In October of 1905, Anthony Comstock had John Storm arrested and brought before Magistrate Pool at the Tombs Court. Storm’s alleged crime was selling a print called “The Old Man’s Pipe Dream.” The exchange that followed was reported in the New York Morning Telegraph:
When Comstock appeared with the complaint, Magistrate Pool looked with no kindly gaze at him. “I have scrutinized this picture carefully, and shown it to many of my friends, and none of us can see where it comes under the law as obscene.”
“But that is not for you to say,” broke in Comstock, “The Court of Special Sessions already has ruled on that point.”
“I don’t care,” said Pool. “Take it away. I will not entertain the complaint.”
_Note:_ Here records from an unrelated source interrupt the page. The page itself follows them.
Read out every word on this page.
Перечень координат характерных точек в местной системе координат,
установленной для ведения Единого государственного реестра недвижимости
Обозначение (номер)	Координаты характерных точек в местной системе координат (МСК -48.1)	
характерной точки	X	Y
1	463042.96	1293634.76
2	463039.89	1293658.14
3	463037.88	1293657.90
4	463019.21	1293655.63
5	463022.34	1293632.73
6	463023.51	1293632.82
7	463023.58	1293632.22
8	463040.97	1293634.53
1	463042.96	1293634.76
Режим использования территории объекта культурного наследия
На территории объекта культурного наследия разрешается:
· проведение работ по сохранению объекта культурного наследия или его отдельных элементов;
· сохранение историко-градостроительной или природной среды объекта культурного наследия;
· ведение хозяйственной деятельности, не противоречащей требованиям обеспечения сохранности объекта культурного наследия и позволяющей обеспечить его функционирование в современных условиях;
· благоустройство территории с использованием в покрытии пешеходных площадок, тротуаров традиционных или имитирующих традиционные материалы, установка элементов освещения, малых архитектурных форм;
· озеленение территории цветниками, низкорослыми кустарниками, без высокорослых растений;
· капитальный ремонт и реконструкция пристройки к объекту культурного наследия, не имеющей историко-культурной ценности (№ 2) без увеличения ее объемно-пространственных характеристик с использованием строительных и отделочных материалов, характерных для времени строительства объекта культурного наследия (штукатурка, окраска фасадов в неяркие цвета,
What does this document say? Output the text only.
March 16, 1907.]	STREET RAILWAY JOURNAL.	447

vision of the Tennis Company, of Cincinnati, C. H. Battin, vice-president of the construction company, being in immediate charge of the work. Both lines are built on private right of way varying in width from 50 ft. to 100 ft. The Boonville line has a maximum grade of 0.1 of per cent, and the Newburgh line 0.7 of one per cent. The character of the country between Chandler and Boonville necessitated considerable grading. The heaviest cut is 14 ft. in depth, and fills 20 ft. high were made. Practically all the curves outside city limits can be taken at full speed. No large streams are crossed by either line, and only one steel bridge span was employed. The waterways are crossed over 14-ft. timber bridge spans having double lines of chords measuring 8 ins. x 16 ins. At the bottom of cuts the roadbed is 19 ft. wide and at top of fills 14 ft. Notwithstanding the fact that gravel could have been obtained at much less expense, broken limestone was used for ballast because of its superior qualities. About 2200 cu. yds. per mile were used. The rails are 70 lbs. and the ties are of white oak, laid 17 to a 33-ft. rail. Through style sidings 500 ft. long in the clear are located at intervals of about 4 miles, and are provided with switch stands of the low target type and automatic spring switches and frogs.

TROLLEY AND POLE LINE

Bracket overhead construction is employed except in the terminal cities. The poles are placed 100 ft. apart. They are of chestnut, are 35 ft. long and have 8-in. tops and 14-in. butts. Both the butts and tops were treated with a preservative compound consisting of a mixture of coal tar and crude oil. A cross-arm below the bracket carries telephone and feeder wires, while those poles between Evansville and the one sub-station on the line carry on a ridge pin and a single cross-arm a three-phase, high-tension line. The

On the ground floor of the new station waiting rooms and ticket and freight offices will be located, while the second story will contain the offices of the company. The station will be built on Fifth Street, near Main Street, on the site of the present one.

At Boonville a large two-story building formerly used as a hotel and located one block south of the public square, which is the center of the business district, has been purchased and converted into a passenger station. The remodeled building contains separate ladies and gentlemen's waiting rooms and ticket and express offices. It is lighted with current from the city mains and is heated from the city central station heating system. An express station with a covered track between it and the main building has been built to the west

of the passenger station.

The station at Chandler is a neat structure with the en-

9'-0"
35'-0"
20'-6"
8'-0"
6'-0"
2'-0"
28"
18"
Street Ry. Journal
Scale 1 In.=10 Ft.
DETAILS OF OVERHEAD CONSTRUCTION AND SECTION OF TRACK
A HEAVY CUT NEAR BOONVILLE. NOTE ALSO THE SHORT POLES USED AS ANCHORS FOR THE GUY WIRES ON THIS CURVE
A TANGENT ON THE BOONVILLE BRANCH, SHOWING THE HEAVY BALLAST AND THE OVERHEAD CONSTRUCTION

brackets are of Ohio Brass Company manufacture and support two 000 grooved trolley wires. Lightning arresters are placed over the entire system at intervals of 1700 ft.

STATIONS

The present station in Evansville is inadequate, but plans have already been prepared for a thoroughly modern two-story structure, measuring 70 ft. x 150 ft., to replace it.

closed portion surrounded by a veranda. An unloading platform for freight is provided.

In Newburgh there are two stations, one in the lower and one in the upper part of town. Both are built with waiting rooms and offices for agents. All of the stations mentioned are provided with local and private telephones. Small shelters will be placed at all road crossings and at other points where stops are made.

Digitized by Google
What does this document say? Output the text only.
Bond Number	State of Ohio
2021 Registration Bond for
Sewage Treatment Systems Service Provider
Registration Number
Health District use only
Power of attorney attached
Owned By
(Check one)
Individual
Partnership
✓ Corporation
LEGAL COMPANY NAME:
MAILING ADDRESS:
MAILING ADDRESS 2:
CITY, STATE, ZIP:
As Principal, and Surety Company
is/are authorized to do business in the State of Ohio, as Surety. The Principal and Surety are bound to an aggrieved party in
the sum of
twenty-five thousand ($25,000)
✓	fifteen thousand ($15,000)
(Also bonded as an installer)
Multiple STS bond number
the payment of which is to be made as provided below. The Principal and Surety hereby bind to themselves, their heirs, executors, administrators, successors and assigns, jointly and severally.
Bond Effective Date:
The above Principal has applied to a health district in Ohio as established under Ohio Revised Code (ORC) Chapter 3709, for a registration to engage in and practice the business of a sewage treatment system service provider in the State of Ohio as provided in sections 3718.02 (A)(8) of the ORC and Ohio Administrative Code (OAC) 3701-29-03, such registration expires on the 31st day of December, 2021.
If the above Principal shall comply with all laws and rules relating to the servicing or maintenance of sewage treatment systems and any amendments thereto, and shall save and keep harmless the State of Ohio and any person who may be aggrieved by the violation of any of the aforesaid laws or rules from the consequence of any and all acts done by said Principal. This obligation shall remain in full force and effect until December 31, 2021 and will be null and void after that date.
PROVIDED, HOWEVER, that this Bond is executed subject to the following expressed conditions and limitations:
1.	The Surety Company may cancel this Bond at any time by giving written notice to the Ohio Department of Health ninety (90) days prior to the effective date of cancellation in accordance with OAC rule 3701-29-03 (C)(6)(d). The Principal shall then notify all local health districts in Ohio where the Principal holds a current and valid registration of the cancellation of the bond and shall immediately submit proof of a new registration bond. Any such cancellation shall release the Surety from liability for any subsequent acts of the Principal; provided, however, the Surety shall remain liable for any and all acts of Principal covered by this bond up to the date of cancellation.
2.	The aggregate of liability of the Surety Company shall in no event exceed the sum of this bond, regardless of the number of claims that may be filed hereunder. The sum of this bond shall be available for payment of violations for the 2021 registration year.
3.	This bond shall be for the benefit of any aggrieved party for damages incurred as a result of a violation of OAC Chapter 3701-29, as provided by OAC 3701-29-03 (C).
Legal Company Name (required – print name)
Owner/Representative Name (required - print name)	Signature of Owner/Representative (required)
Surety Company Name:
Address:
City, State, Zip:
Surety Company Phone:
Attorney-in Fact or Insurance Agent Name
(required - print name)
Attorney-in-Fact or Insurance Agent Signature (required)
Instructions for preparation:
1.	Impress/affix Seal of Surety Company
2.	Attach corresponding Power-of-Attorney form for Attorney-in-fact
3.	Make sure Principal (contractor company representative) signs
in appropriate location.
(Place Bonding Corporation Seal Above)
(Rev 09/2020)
“But…” Comstock started to say, when the Magistrate broke in. “But me no buts. You are going to cite an opinion of the Supreme Court. I don’t want to hear it. Get out of the court. I don’t want to talk to you.”
“I represent,” said Comstock, with great dignity, “an organization…”
“I know all about your organization,” broke in Pool. “Bring me some of the pictures you keep in your office and I’ll issue a warrant for you.”
Comstock tried to speak further, when the Magistrate said to the officer on the bridge: “See that this person steps down at once and leaves the courtroom immediately.”
As Mr. Comstock went out of the room he was heard to say, “I’ll have that man impeached yet.”
Unfortunately for John Storm, his day was not over. Comstock went straight to the Court of Special Sessions, presented the matter to Justice Wyatt, and Storm was held (jailed) for trial. Comstock said later that Storm was convicted, although I could find no record of the conviction or penalty.
But Comstock was not done with “Pipe Dream.” In January of 1906, he had William Schlesinger, his wife and 16-year-old daughter arrested for selling “The Old Man’s Pipe Dream” at their stationery store. William chose not to pay the $200 fine, and so spent 20 days in the city prison. Sentences on his wife and daughter were suspended.